Court Maintains Perfect Record of Never Discharging Student Loans by Applying Undue Hardship Test Tougher than the Brunner test

Court Maintains Perfect Record of Never Discharging Student Loans by Applying Undue Hardship Test Tougher than the Brunner test

Debtor attended Community College during the Spring and Fall semesters of 2012. At the time, Debtor was fifty-seven years old. She financed a portion of these semesters through the William D. Ford Federal Direct Loan Program with the Department of Education. She obtained a loan of $3,500 on February 14, 2012, and another loan of $3,500 on September 21, 2012 (together, the “Loans“).

        The Loans with the Department of Education went into repayment status in December 2013. Debtor failed to make payments on the Loans as they became due and consequently was placed in default forbearance. She did make payments on the Loans in April 2014 in the amount of $41.24, and May 2014 in the amount of $41.61. These were the only payments made by Debtor on the Loans.

        As of March 12, 2017, there was due and owing a principal sum of $7,110.87 and interest of $695.58. In total, Debtor’s outstanding balance is $7,806.45, with interest accruing at $0.66 a day. Under an amortizing repayment plan, payments on the Loans would be approximately $77 a month. Debtor has never applied for a discharge with the Department of Education based on total disability, which would allow the Loans to be administratively discharged if Debtor could establish a disability and prove an inability to work any position. Nor has Debtor submitted an application for the Income Based Repayment Plan, which would allow Debtor to make payments of $0 per month as long as her income remains less than $15,930 a year. After 20 to 25 years, any balance on the student loans would be forgiven, but the amount of debt forgiveness could have tax implications because it would likely be recognized as taxable income under current law.

        Debtor is now sixty-two years of age. She was diagnosed with diabetes in the mid-1980s and suffers from diabetic neuropathy. Debtor has managed her condition ever since she was diagnosed, but in 2014, Debtor’s condition worsened. As a result of the diabetic neuropathy, Debtor began suffering from its common yet debilitating symptoms: muscle weakness, pain, and numbness in her legs and feet after standing for extended periods of time. She continues to manage her condition through a charitable program at a local hospital, but the symptoms persist, and no cure for diabetic neuropathy currently exists.

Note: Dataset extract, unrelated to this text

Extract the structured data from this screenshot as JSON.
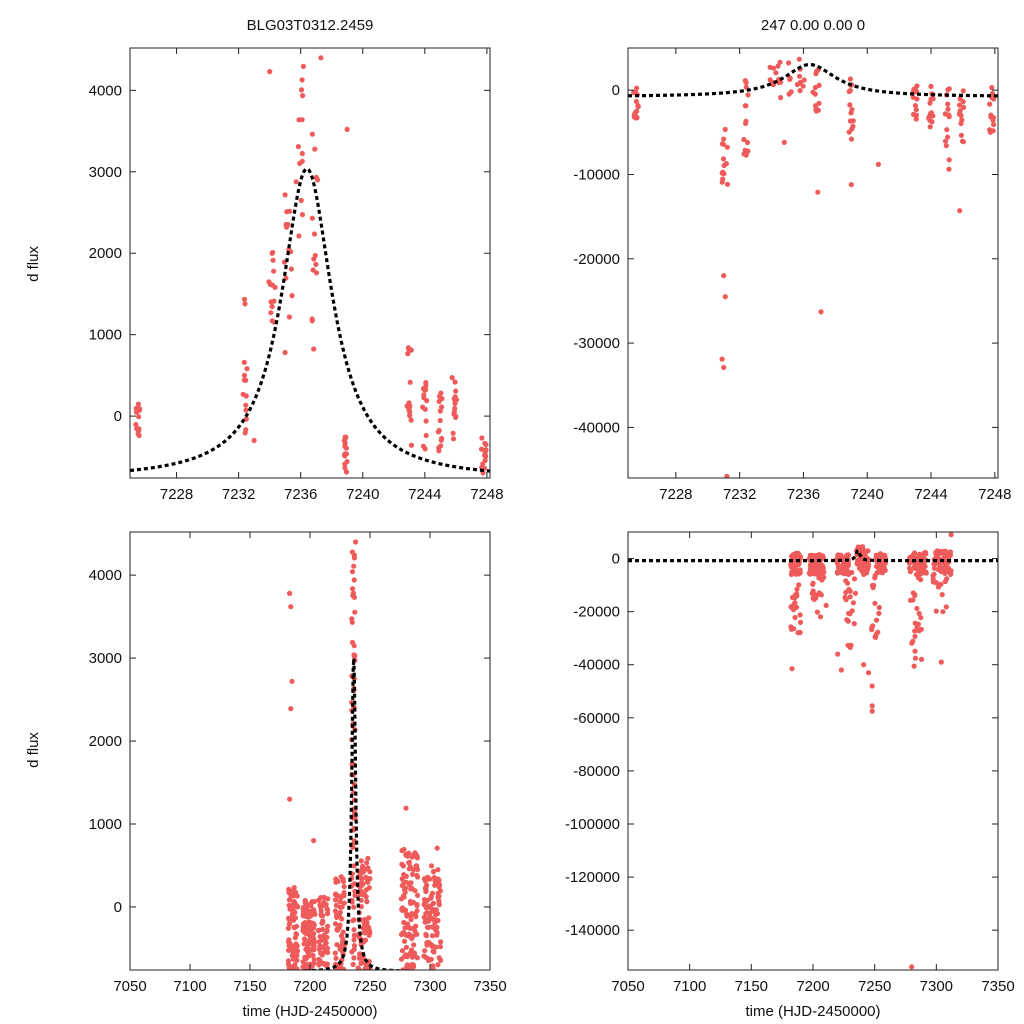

        Notwithstanding the two semesters at college, Debtor only has a high school degree. From 2004 until 2016, she was employed as a full-time customer service representative. Despite the diabetic neuropathy, she was able to maintain this employment due to its sedentary nature. In 2015, her reported income on her Statement of Financial Affairs was $22,880. In September 2016, she was terminated for violating company policy by wearing headphones and listening to music during her lunch break, and her income according to her Statement of Financial Affairs for that year was $16,812. Post termination, Debtor worked at three different jobs, but was unable to sustain employment due to her medical condition.

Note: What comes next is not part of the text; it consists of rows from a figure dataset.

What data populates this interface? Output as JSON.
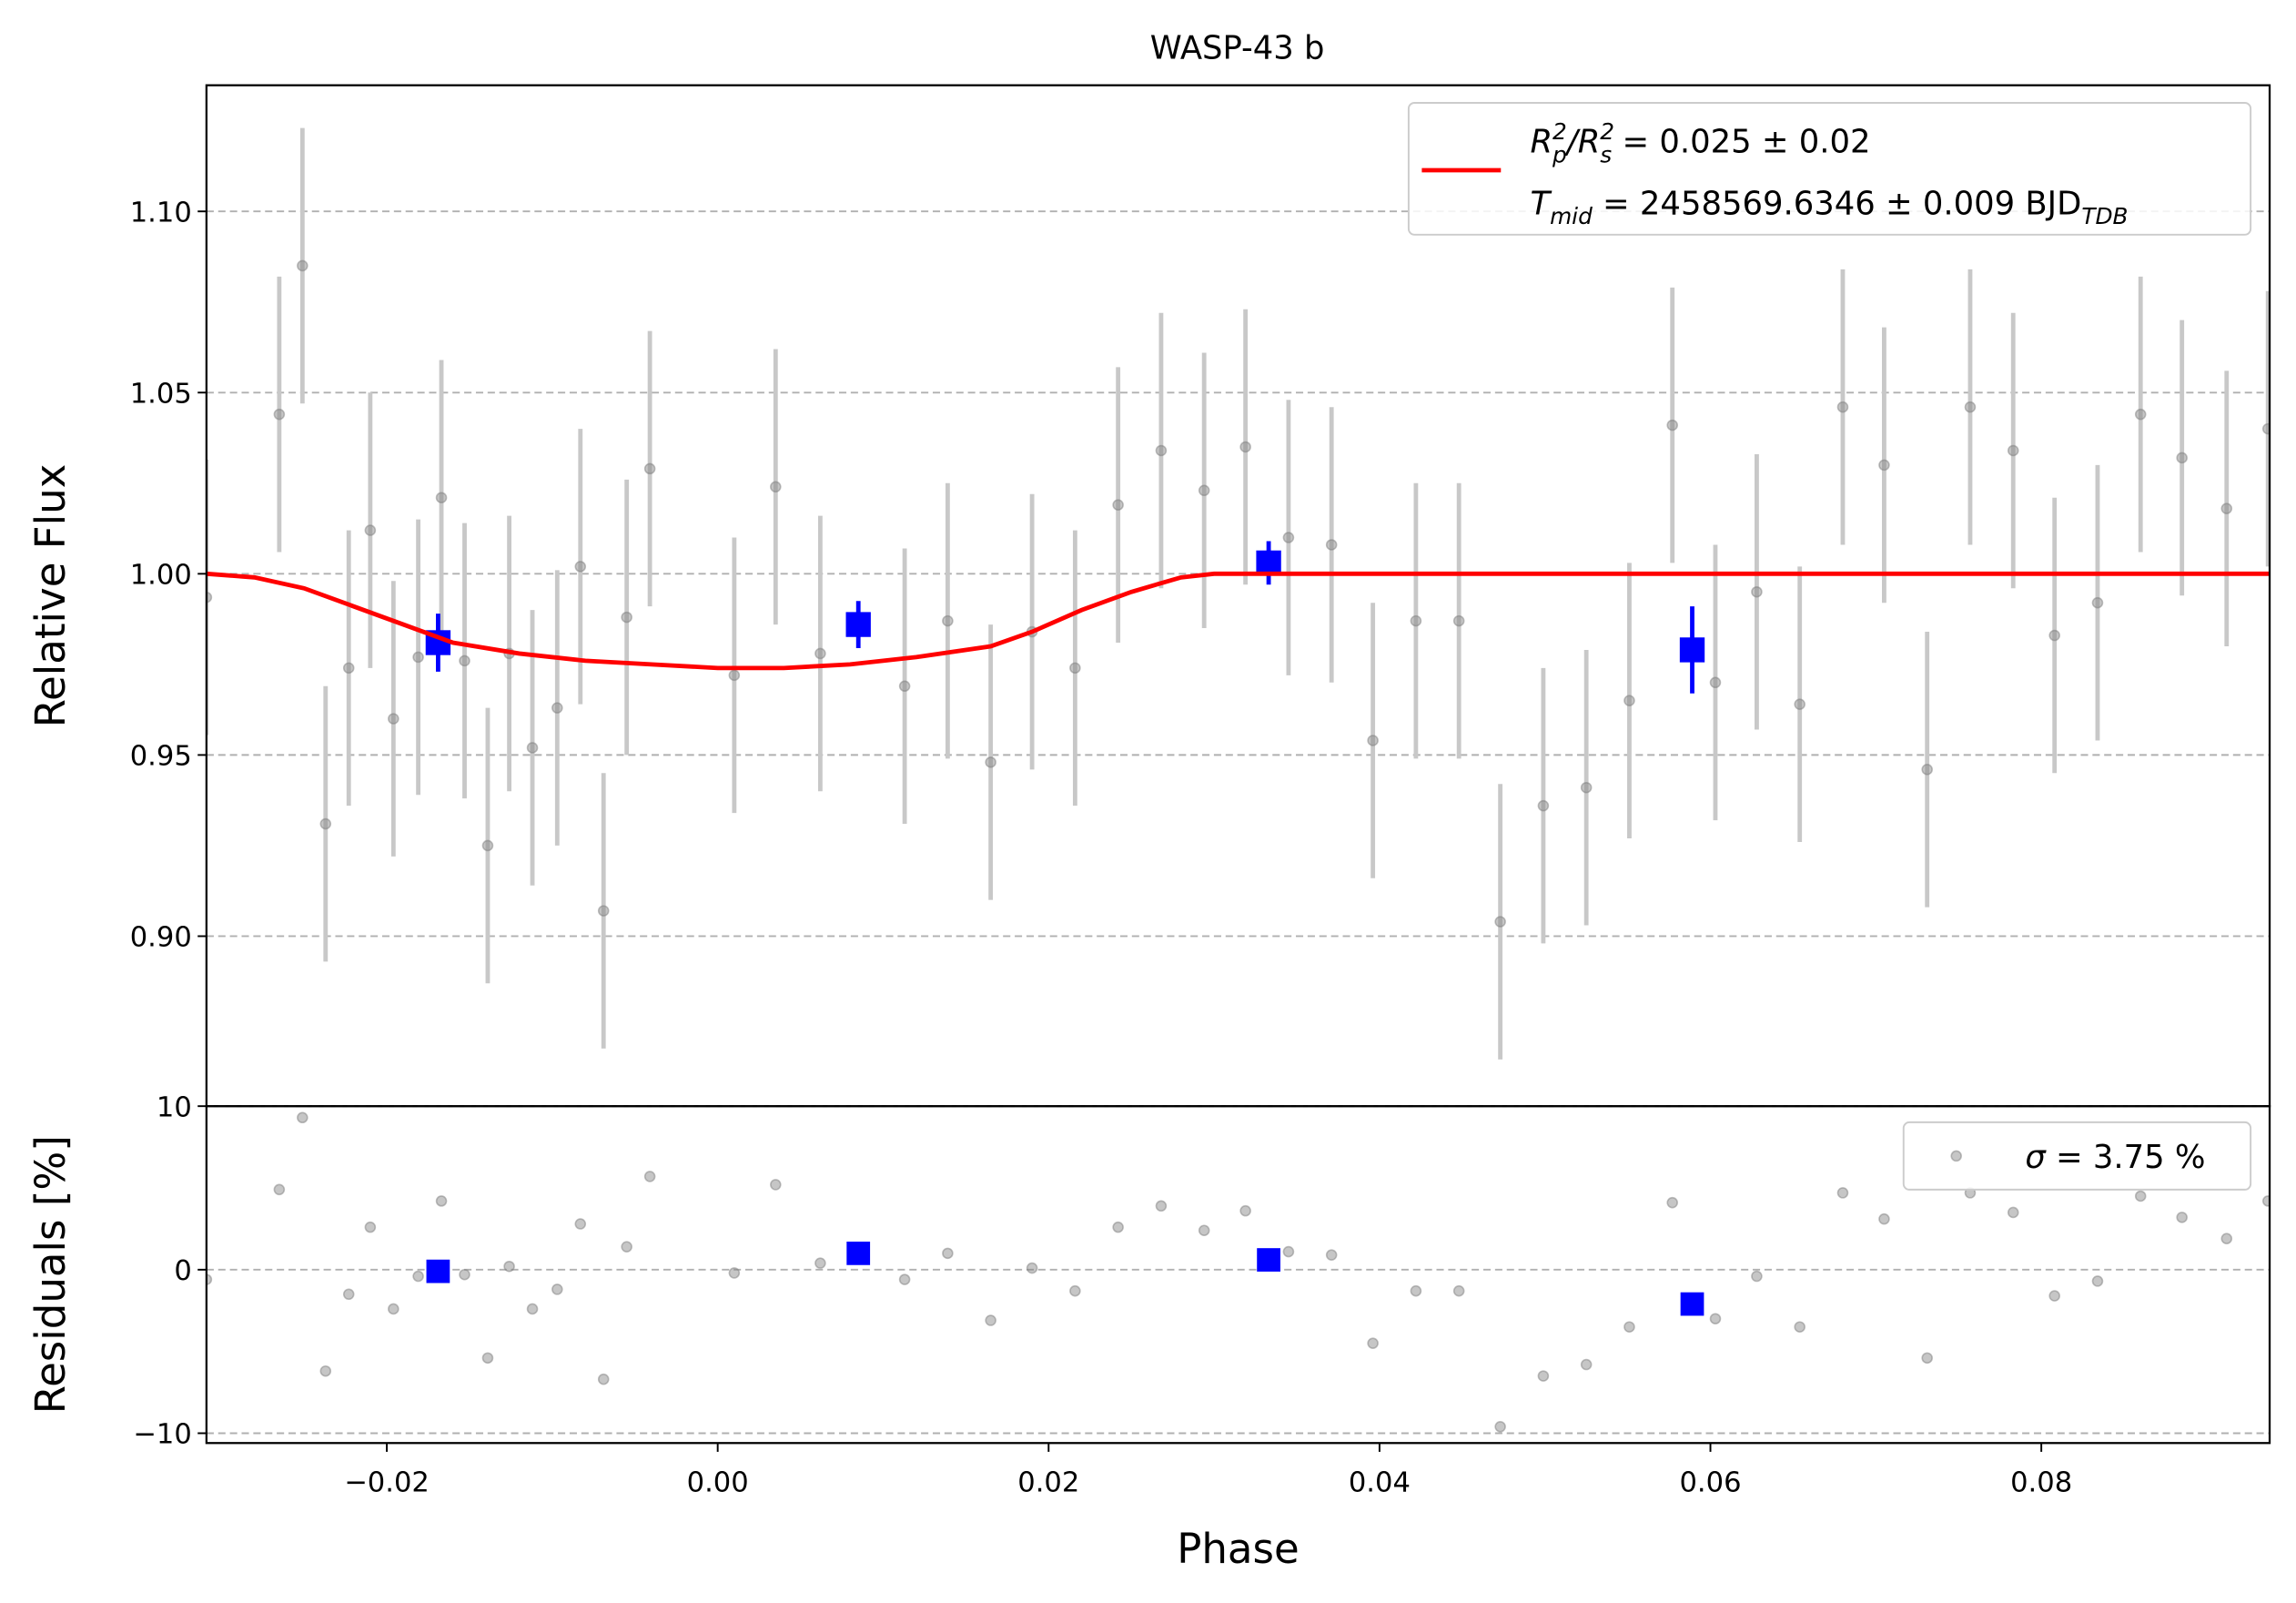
{
  "chart_data": [
    {
      "type": "errorbar",
      "title": "WASP-43 b",
      "ylabel": "Relative Flux",
      "xlim": [
        -0.0309,
        0.0938
      ],
      "ylim": [
        0.8531,
        1.1348
      ],
      "yticks": [
        {
          "value": 0.9,
          "label": "0.90"
        },
        {
          "value": 0.95,
          "label": "0.95"
        },
        {
          "value": 1.0,
          "label": "1.00"
        },
        {
          "value": 1.05,
          "label": "1.05"
        },
        {
          "value": 1.1,
          "label": "1.10"
        }
      ],
      "grid": true,
      "legend": "upper right",
      "series": [
        {
          "kind": "points",
          "color": "#808080",
          "errcolor": "#c8c8c8",
          "x": [
            -0.0309,
            -0.0265,
            -0.0251,
            -0.0237,
            -0.0223,
            -0.021,
            -0.0196,
            -0.0181,
            -0.0167,
            -0.0153,
            -0.0139,
            -0.0126,
            -0.0112,
            -0.0097,
            -0.0083,
            -0.0069,
            -0.0055,
            -0.0041,
            0.001,
            0.0035,
            0.0062,
            0.0113,
            0.0139,
            0.0165,
            0.019,
            0.0216,
            0.0242,
            0.0268,
            0.0294,
            0.0319,
            0.0345,
            0.0371,
            0.0396,
            0.0422,
            0.0448,
            0.0473,
            0.0499,
            0.0525,
            0.0551,
            0.0577,
            0.0603,
            0.0628,
            0.0654,
            0.068,
            0.0705,
            0.0731,
            0.0757,
            0.0783,
            0.0808,
            0.0834,
            0.086,
            0.0885,
            0.0912,
            0.0937
          ],
          "values": [
            0.9935,
            1.044,
            1.085,
            0.931,
            0.974,
            1.012,
            0.96,
            0.977,
            1.021,
            0.976,
            0.925,
            0.978,
            0.952,
            0.963,
            1.002,
            0.907,
            0.988,
            1.029,
            0.972,
            1.024,
            0.978,
            0.969,
            0.987,
            0.948,
            0.984,
            0.974,
            1.019,
            1.034,
            1.023,
            1.035,
            1.01,
            1.008,
            0.954,
            0.987,
            0.987,
            0.904,
            0.936,
            0.941,
            0.965,
            1.041,
            0.97,
            0.995,
            0.964,
            1.046,
            1.03,
            0.946,
            1.046,
            1.034,
            0.983,
            0.992,
            1.044,
            1.032,
            1.018,
            1.04
          ],
          "errors": [
            0.038,
            0.038,
            0.038,
            0.038,
            0.038,
            0.038,
            0.038,
            0.038,
            0.038,
            0.038,
            0.038,
            0.038,
            0.038,
            0.038,
            0.038,
            0.038,
            0.038,
            0.038,
            0.038,
            0.038,
            0.038,
            0.038,
            0.038,
            0.038,
            0.038,
            0.038,
            0.038,
            0.038,
            0.038,
            0.038,
            0.038,
            0.038,
            0.038,
            0.038,
            0.038,
            0.038,
            0.038,
            0.038,
            0.038,
            0.038,
            0.038,
            0.038,
            0.038,
            0.038,
            0.038,
            0.038,
            0.038,
            0.038,
            0.038,
            0.038,
            0.038,
            0.038,
            0.038,
            0.038
          ]
        },
        {
          "kind": "binned",
          "color": "#0000ff",
          "x": [
            -0.0169,
            0.0085,
            0.0333,
            0.0589
          ],
          "values": [
            0.981,
            0.986,
            1.003,
            0.979
          ],
          "errors": [
            0.008,
            0.0065,
            0.006,
            0.012
          ]
        },
        {
          "kind": "line",
          "color": "#ff0000",
          "name": [
            [
              "R",
              "i"
            ],
            [
              "2",
              "sup"
            ],
            [
              "p",
              "sub"
            ],
            [
              "/",
              "i"
            ],
            [
              "R",
              "i"
            ],
            [
              "2",
              "sup"
            ],
            [
              "s",
              "sub"
            ],
            [
              " = 0.025 ± 0.02",
              ""
            ]
          ],
          "name2": [
            [
              "T",
              "i"
            ],
            [
              "mid",
              "sub"
            ],
            [
              " = 2458569.6346 ± 0.009 BJD",
              ""
            ],
            [
              "TDB",
              "sub"
            ]
          ],
          "x": [
            -0.0309,
            -0.028,
            -0.025,
            -0.022,
            -0.019,
            -0.016,
            -0.012,
            -0.008,
            -0.004,
            0,
            0.004,
            0.008,
            0.012,
            0.0165,
            0.019,
            0.022,
            0.025,
            0.028,
            0.03,
            0.0938
          ],
          "values": [
            1.0,
            0.999,
            0.996,
            0.991,
            0.986,
            0.981,
            0.978,
            0.976,
            0.975,
            0.974,
            0.974,
            0.975,
            0.977,
            0.98,
            0.984,
            0.99,
            0.995,
            0.999,
            1.0,
            1.0
          ]
        }
      ]
    },
    {
      "type": "scatter",
      "ylabel": "Residuals [%]",
      "xlabel": "Phase",
      "xlim": [
        -0.0309,
        0.0938
      ],
      "ylim": [
        -10.6,
        10.0
      ],
      "xticks": [
        {
          "value": -0.02,
          "label": "−0.02"
        },
        {
          "value": 0,
          "label": "0.00"
        },
        {
          "value": 0.02,
          "label": "0.02"
        },
        {
          "value": 0.04,
          "label": "0.04"
        },
        {
          "value": 0.06,
          "label": "0.06"
        },
        {
          "value": 0.08,
          "label": "0.08"
        }
      ],
      "yticks": [
        {
          "value": -10,
          "label": "−10"
        },
        0,
        10
      ],
      "grid": true,
      "legend": "upper right",
      "series": [
        {
          "kind": "points",
          "color": "#808080",
          "name": [
            [
              "σ",
              "i"
            ],
            [
              " = 3.75 %",
              ""
            ]
          ],
          "x": [
            -0.0309,
            -0.0265,
            -0.0251,
            -0.0237,
            -0.0223,
            -0.021,
            -0.0196,
            -0.0181,
            -0.0167,
            -0.0153,
            -0.0139,
            -0.0126,
            -0.0112,
            -0.0097,
            -0.0083,
            -0.0069,
            -0.0055,
            -0.0041,
            0.001,
            0.0035,
            0.0062,
            0.0113,
            0.0139,
            0.0165,
            0.019,
            0.0216,
            0.0242,
            0.0268,
            0.0294,
            0.0319,
            0.0345,
            0.0371,
            0.0396,
            0.0422,
            0.0448,
            0.0473,
            0.0499,
            0.0525,
            0.0551,
            0.0577,
            0.0603,
            0.0628,
            0.0654,
            0.068,
            0.0705,
            0.0731,
            0.0757,
            0.0783,
            0.0808,
            0.0834,
            0.086,
            0.0885,
            0.0912,
            0.0937
          ],
          "values": [
            -0.6,
            4.9,
            9.3,
            -6.2,
            -1.5,
            2.6,
            -2.4,
            -0.4,
            4.2,
            -0.3,
            -5.4,
            0.2,
            -2.4,
            -1.2,
            2.8,
            -6.7,
            1.4,
            5.7,
            -0.2,
            5.2,
            0.4,
            -0.6,
            1.0,
            -3.1,
            0.1,
            -1.3,
            2.6,
            3.9,
            2.4,
            3.6,
            1.1,
            0.9,
            -4.5,
            -1.3,
            -1.3,
            -9.6,
            -6.5,
            -5.8,
            -3.5,
            4.1,
            -3.0,
            -0.4,
            -3.5,
            4.7,
            3.1,
            -5.4,
            4.7,
            3.5,
            -1.6,
            -0.7,
            4.5,
            3.2,
            1.9,
            4.2
          ]
        },
        {
          "kind": "binned",
          "color": "#0000ff",
          "x": [
            -0.0169,
            0.0085,
            0.0333,
            0.0589
          ],
          "values": [
            -0.1,
            1.0,
            0.6,
            -2.1
          ]
        }
      ]
    }
  ]
}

        On March 24, 2017, Debtor filed a petition for Chapter 7 bankruptcy.2 She has remained unemployed for nearly a year since January 2017. Debtor concedes that she is able to perform a full-time sedentary position and continues to seek employment, but so far, the search has been to no avail. She currently has no income—the only income listed in her Schedule I is approximately $194 per month in food stamps. Her vehicle listed in Schedule A has been repossessed. The value of her personal assets is only $1,225 according to her Schedule B. Schedule J listed her monthly living expenses at $640, which included a $200 monthly rent contribution to her boyfriend, but circumstances have changed. Debtor lost the support of her boyfriend, currently faces an eviction notice, and has been forced to find a new residence. She also does not qualify for Medicaid or Medicare.